Over the past 25 years, digital scholarship has become widespread within the academy. Cameras, database software, text analysis, geospatial mapping, and other tools that support digital collection building, curation, and interpretation are commonly used in many types of institutions, from the wealthiest to those with scant resources. In some important ways, digital humanities have enjoyed great gains in equity, becoming more accessible to more and a greater variety of people. The impact is difficult to overstate. Community history gains public significance when it circulates beyond word of mouth or the passing down of artifacts in family circles. Digital translation revives the study of texts in understudied languages.
But severe inequities in how knowledge is created and distributed via digital methods persist. In historically understudied fields, key material runs a higher risk of being lost.
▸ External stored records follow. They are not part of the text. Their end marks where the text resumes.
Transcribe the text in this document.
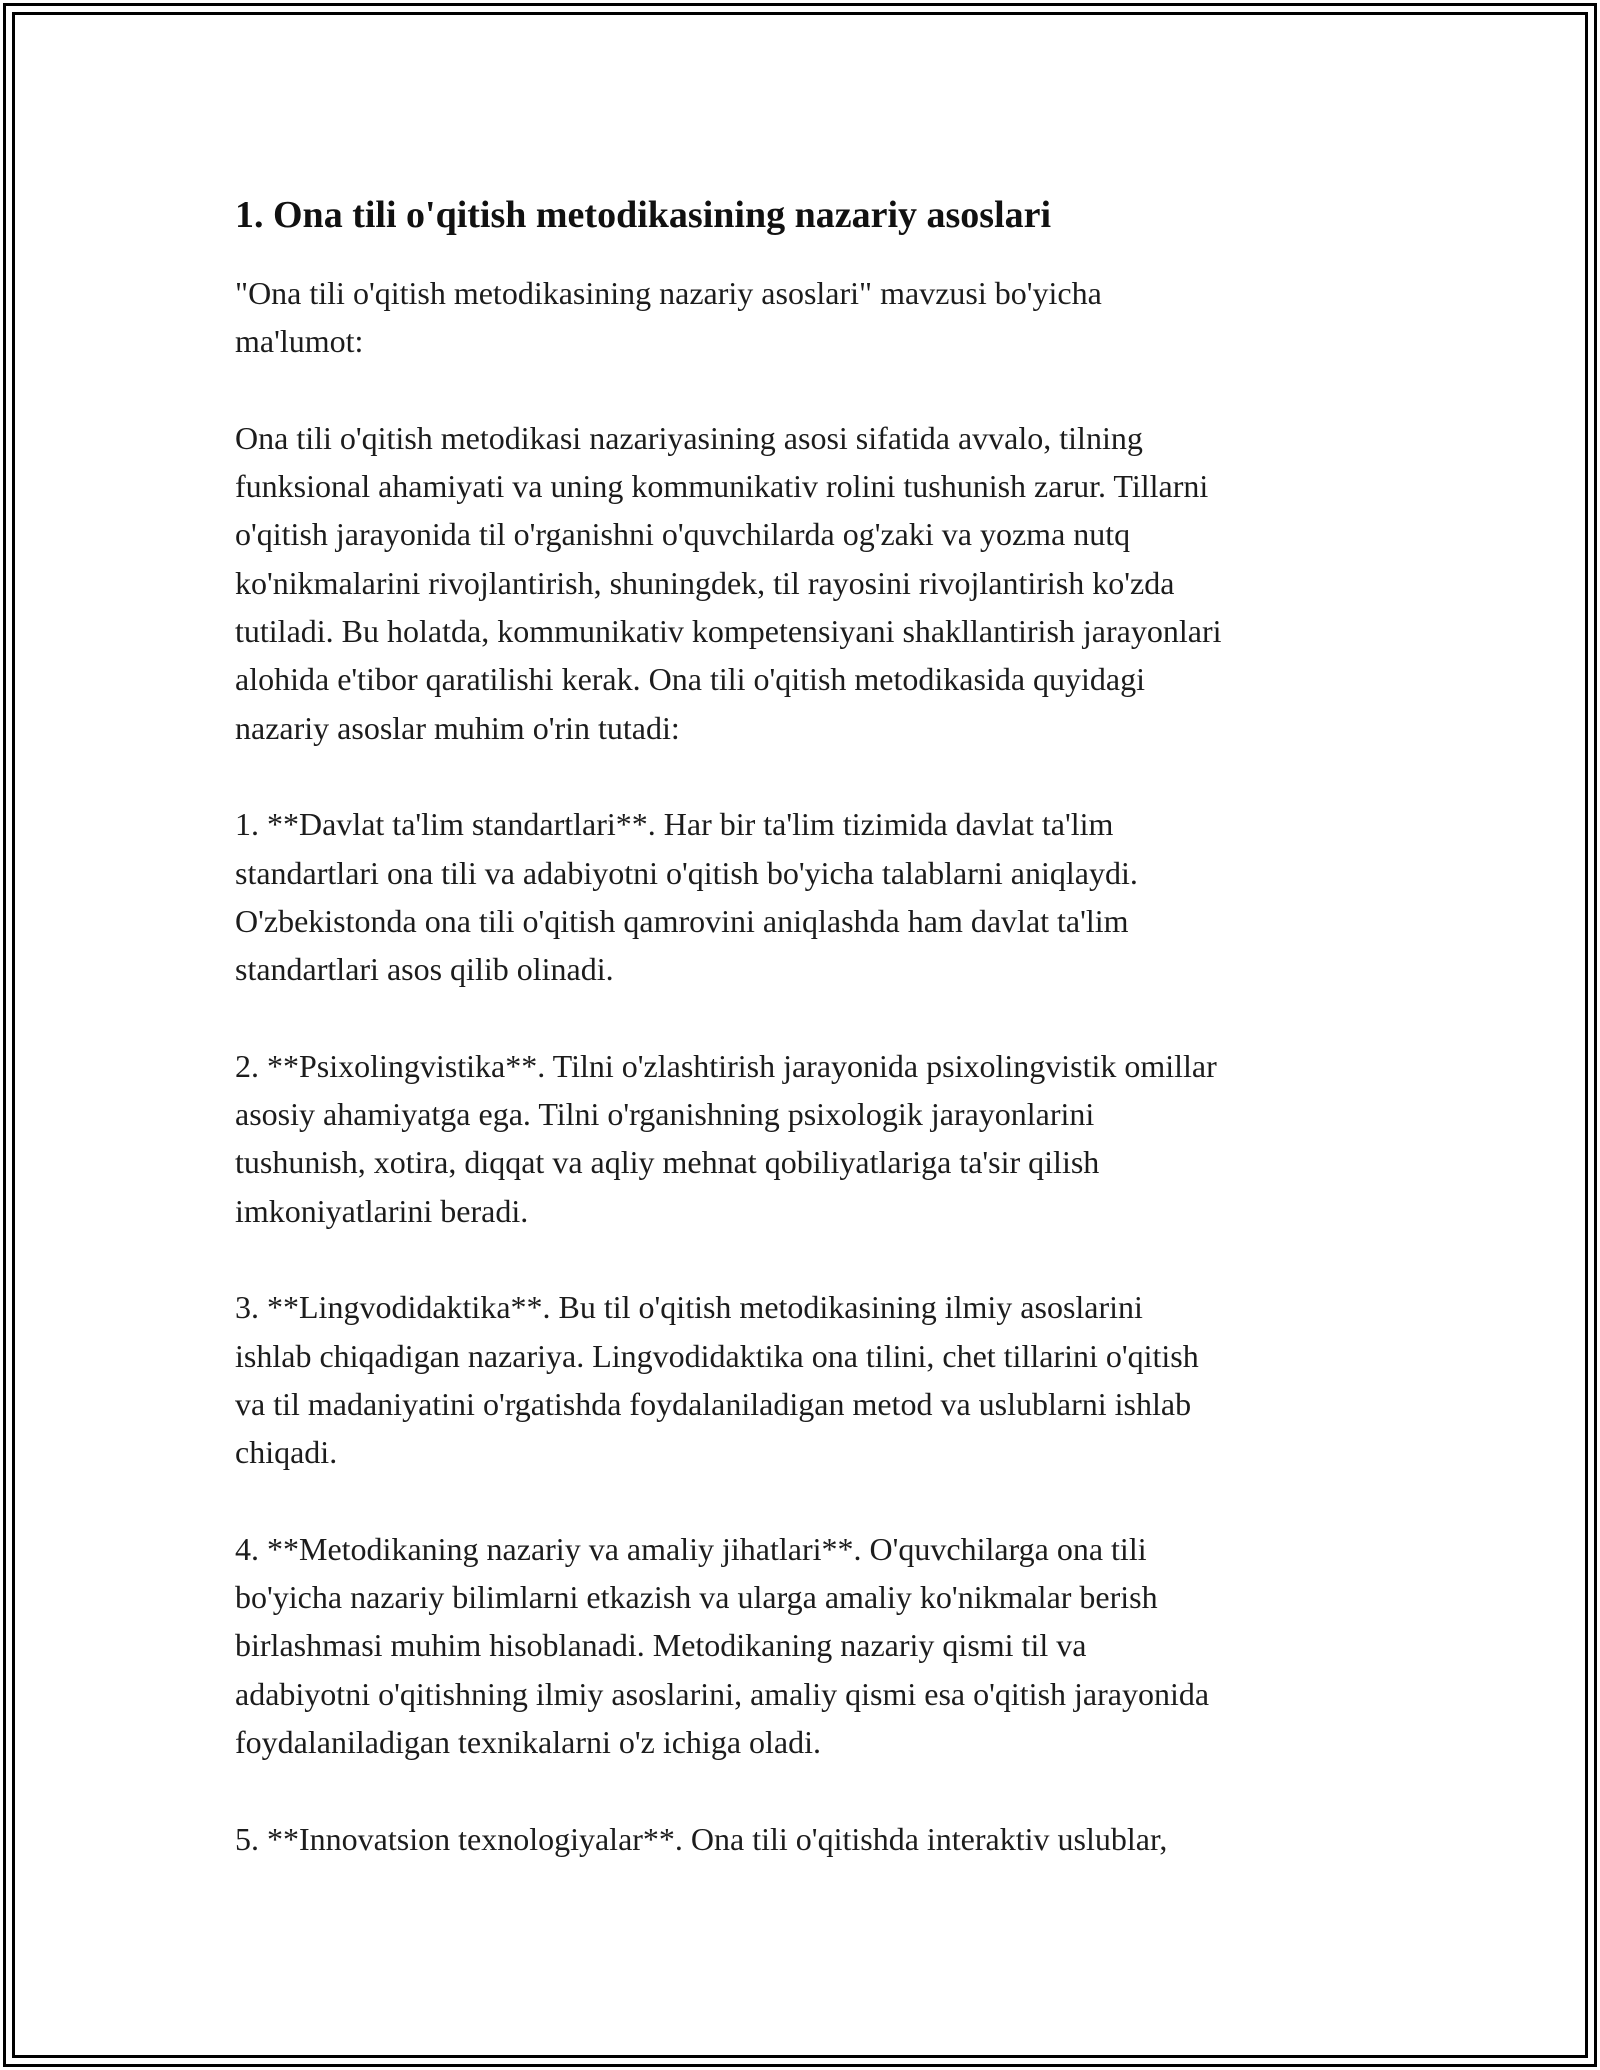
1. Ona tili o'qitish metodikasining nazariy asoslari

"Ona tili o'qitish metodikasining nazariy asoslari" mavzusi bo'yicha
ma'lumot:

Ona tili o'qitish metodikasi nazariyasining asosi sifatida avvalo, tilning
funksional ahamiyati va uning kommunikativ rolini tushunish zarur. Tillarni
o'qitish jarayonida til o'rganishni o'quvchilarda og'zaki va yozma nutq
ko'nikmalarini rivojlantirish, shuningdek, til rayosini rivojlantirish ko'zda
tutiladi. Bu holatda, kommunikativ kompetensiyani shakllantirish jarayonlari
alohida e'tibor qaratilishi kerak. Ona tili o'qitish metodikasida quyidagi
nazariy asoslar muhim o'rin tutadi:

1. **Davlat ta'lim standartlari**. Har bir ta'lim tizimida davlat ta'lim
standartlari ona tili va adabiyotni o'qitish bo'yicha talablarni aniqlaydi.
O'zbekistonda ona tili o'qitish qamrovini aniqlashda ham davlat ta'lim
standartlari asos qilib olinadi.

2. **Psixolingvistika**. Tilni o'zlashtirish jarayonida psixolingvistik omillar
asosiy ahamiyatga ega. Tilni o'rganishning psixologik jarayonlarini
tushunish, xotira, diqqat va aqliy mehnat qobiliyatlariga ta'sir qilish
imkoniyatlarini beradi.

3. **Lingvodidaktika**. Bu til o'qitish metodikasining ilmiy asoslarini
ishlab chiqadigan nazariya. Lingvodidaktika ona tilini, chet tillarini o'qitish
va til madaniyatini o'rgatishda foydalaniladigan metod va uslublarni ishlab
chiqadi.

4. **Metodikaning nazariy va amaliy jihatlari**. O'quvchilarga ona tili
bo'yicha nazariy bilimlarni etkazish va ularga amaliy ko'nikmalar berish
birlashmasi muhim hisoblanadi. Metodikaning nazariy qismi til va
adabiyotni o'qitishning ilmiy asoslarini, amaliy qismi esa o'qitish jarayonida
foydalaniladigan texnikalarni o'z ichiga oladi.

5. **Innovatsion texnologiyalar**. Ona tili o'qitishda interaktiv uslublar,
Even as new sources and perspectives emerge, their rich diversity makes preservation, curation, and circulation difficult. A community college may struggle to keep up with the software updates it needs; an industry standard academic archive may not accommodate projects designed by people outside academia.
The Commission engaged the expertise of a wide range of communities invested in this work—digital project leaders, university leadership, scholarly publishers, public-facing scholars, and many others—in order to move beyond patchwork solutions. The problem at hand is not a straightforward matter of reforming library practices or funding better software. It is closer kin to a public health issue, where successfully enabling marginalized communities to thrive requires drawing on different types of people, resources, and habits of thinking. Equitable and sustainable efforts to preserve and circulate digital knowledge must be supported (1) at the institutional level where most digital projects originate, (2) within a trans-institutional infrastructure, and (3) with the collaborative leadership of diverse voices.
Sustaining healthy digital infrastructure is a global challenge. But the Commission found that opportunities and challenges for this work in the US were specific to the American system of higher education. While the Commission benefitted from the experiences of other countries, its observations and recommendations are largely focused on the United States.
The research team that supported this work has my thanks: Katrina Fenlon and Zoe LeBlanc who, among their many contributions, developed the Resources section, and particularly Carol Mandel, who led the Commission’s support efforts; Carol played the central role in drafting this report. For over two years, they worked closely with my colleague, ACLS vice president James Shulman, and with well over 100 community experts whose voices are reflected in this wide-ranging report.
Humanistic scholarship is always changing, and its place in departments, fields, and curricula is dynamic: It builds on past scholarship even as it maps out new questions. Incubating fledgling fields of scholarly inquiry has long been a way to make the most of the intellectual assets of the humanities; over the last 100 years, ACLS has convened research planning committees that have worked toward this end. Perhaps the most prominent outcome of past committee work was the development of area studies—the study of the history, culture, and societies of different world regions—beginning in the 1920s. Other fields aided by the work of these committees include African American studies, intellectual history, musicology, the history of religions, and linguistics, especially the study of Indigenous languages.
We at ACLS have been and will continue to be devoted to the work of field building. With funding from the Mellon Foundation, we are in the second year of supporting projects in the areas covered by this report; our Digital Justice program led by Senior Program Officer Keyanah Nurse has been intertwined with the Commission’s work. ACLS is committed to building on this work in both programmatic and policy initiatives.
This report draws together the intellectual and administrative threads of field building in the humanities, highlighting the voices and stories that have been historically marginalized and celebrating the possibilities of digital technologies in carrying out reparative rebalancing of the enterprise.
The Commission is an extraordinary, forward-looking group whose varied accomplishments and expertise remind us of the many complex elements of communication, organization, and vision needed to ensure the creation and dissemination of new knowledge. I heartily thank its 21 members for their time and wisdom. This report will help guide how we tell the world’s stories through digital technology, now and in the future. All of us at ACLS stand ready to spread its insights and support its recommendations.